Auch Hugo Ball schwebt schon im All
Am 24. Februar 2005 gab es im Hessischen Literaturforum im Mousonturm in Frankfurt am Main eine Veranstaltung mit dem wohlklingenden Titel "Auch Hugo Ball schwebt schon im All". Dort habe ich zusammen mit anderen selbst gelesen, denn es ging - so der Untertitel - um "Texte aus kreativen Schreibwerkstätten". Nur mit Hugo Ball hatte diese Veranstaltung überhaupt nichts zu tun gehabt. Also wer ist Hugo Ball? Wer sich halbwegs mit Kunst beschäftigt, bringt diesen Namen vielleicht noch mit dem Dadaismus, dem "Cabaret Voltaire" in Zürich in den 1910er Jahren in Verbindung. Aber das war es dann meist auch schon gewesen.
Das vorliegende Buch ist mit über sieben hundert Seiten in gebundener Form sehr umfangreich. Es umfasst neben der eigentlichen "Flucht", die im Januar 1927 erschienen ist, also acht Monate vor Balls frühem Tod, 28 Fragmente von Typoskriptseiten, die nur als Kopie erhalten sind (es wurden nur die ausgewählt, die einen Bezug zur "Flucht" haben), sowie einem umfangreichen Anhang. Der Anhang besteht wiederum unter anderem aus zwei Vorworten zu früheren Ausgaben (eines von Hermann Hesse und eines von Emmy Ball-Hennings, der Lebensgefährtin und späteren Frau von Hugo Ball), zeitgenössischen Rezensionen, einem Kommentar und einem Nachwort. Ich bin kein Literaturwissenschaftler oder Philologe, habe aber den Eindruck, dass dieses Buch vollauf (literatur)wissenschaftlichen Standards genügt. Entsprechend umfangreich ist auch der Kommentar. Viele Details darin sind für den gemeinen Leser nicht so interessant. Aber ohne die zahlreichen Informationen zu (historischen) Begebenheiten, zu Autoren, Künstlern, Politikern etc. (insbesondere, wenn sie nach zirka ein hundert Jahren in Vergessenheit geraten sind), wäre die "Flucht" heutzutage schon schwer verständlich.
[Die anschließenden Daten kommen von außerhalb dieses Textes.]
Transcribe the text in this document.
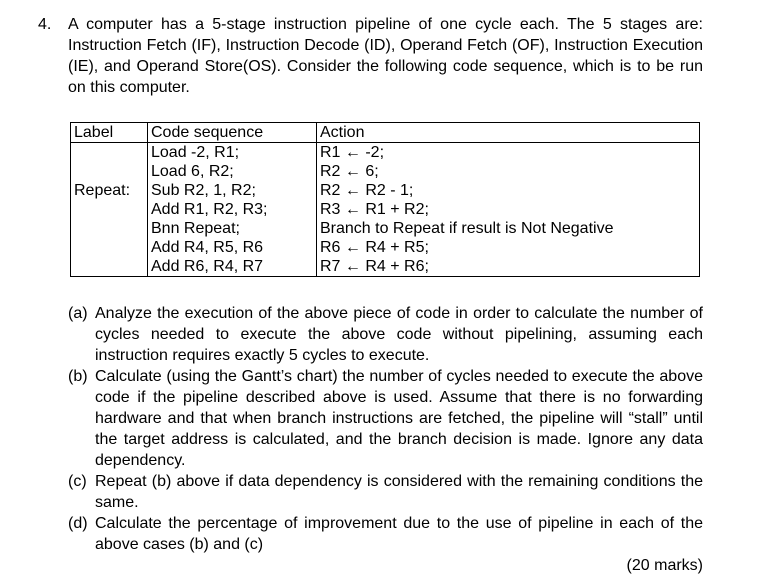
4. A computer has a 5-stage instruction pipeline of one cycle each. The 5 stages are: Instruction Fetch (IF), Instruction Decode (ID), Operand Fetch (OF), Instruction Execution (IE), and Operand Store(OS). Consider the following code sequence, which is to be run on this computer.
Label	Code sequence	Action
	Load -2, R1;	R1 ← -2;
	Load 6, R2;	R2 ← 6;
Repeat:	Sub R2, 1, R2;	R2 ← R2 - 1;
	Add R1, R2, R3;	R3 ← R1 + R2;
	Bnn Repeat;	Branch to Repeat if result is Not Negative
	Add R4, R5, R6	R6 ← R4 + R5;
	Add R6, R4, R7	R7 ← R4 + R6;
(a) Analyze the execution of the above piece of code in order to calculate the number of cycles needed to execute the above code without pipelining, assuming each instruction requires exactly 5 cycles to execute.
(b) Calculate (using the Gantt’s chart) the number of cycles needed to execute the above code if the pipeline described above is used. Assume that there is no forwarding hardware and that when branch instructions are fetched, the pipeline will “stall” until the target address is calculated, and the branch decision is made. Ignore any data dependency.
(c) Repeat (b) above if data dependency is considered with the remaining conditions the same.
(d) Calculate the percentage of improvement due to the use of pipeline in each of the above cases (b) and (c)
(20 marks)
Emmy Ball-Hennings hat in ihrem Vorwort den Aufbau und prinzipiellen Inhalt der "Flucht" gut beschrieben: "Man kann in Kürze angeben, dass sich Hugo Balls 'Flucht' in drei Etappen vollzieht. Im ersten Teil 'Die Kulisse' entflieht er dem Theater, der Scheinwelt. Im andern Abschnitt 'Wort und Bild' setzt er sich mit verschiedenen Kunstrichtungen auseinander, vom Impressionismus zum Expressionismus und über den Dadaismus hinwegsteigend. Nach diesem kommt er zur Politik, und dies ist der dritte Teil des Buches. 'Von Gottes- und Menschenrechten' heißt das Kapitel. Der Ausklang ist 'Die Flucht zum Grunde'. Die Hinwendung zur Kirche, zum rein geistigen Leben, das zugleich Askese und Mystik umfaßt."
In diesem ersten Kapitel "Die Kulisse", tagebuchmäßig notiert, umfaßt es größtenteils die Zeit vor Ausbruch des Ersten Weltkriegs. Zu dieser Zeit war Ball noch sehr angetan vom Theater: "Das Theater allein ist imstande, die neue Gesellschaft zu formen." Später hat er seine Meinung komplett geändert. Zu Leontine Sagan hat er einmal geäußert: "Das Theater? Glaubst Du wirklich noch an diesen Popanz [...]?"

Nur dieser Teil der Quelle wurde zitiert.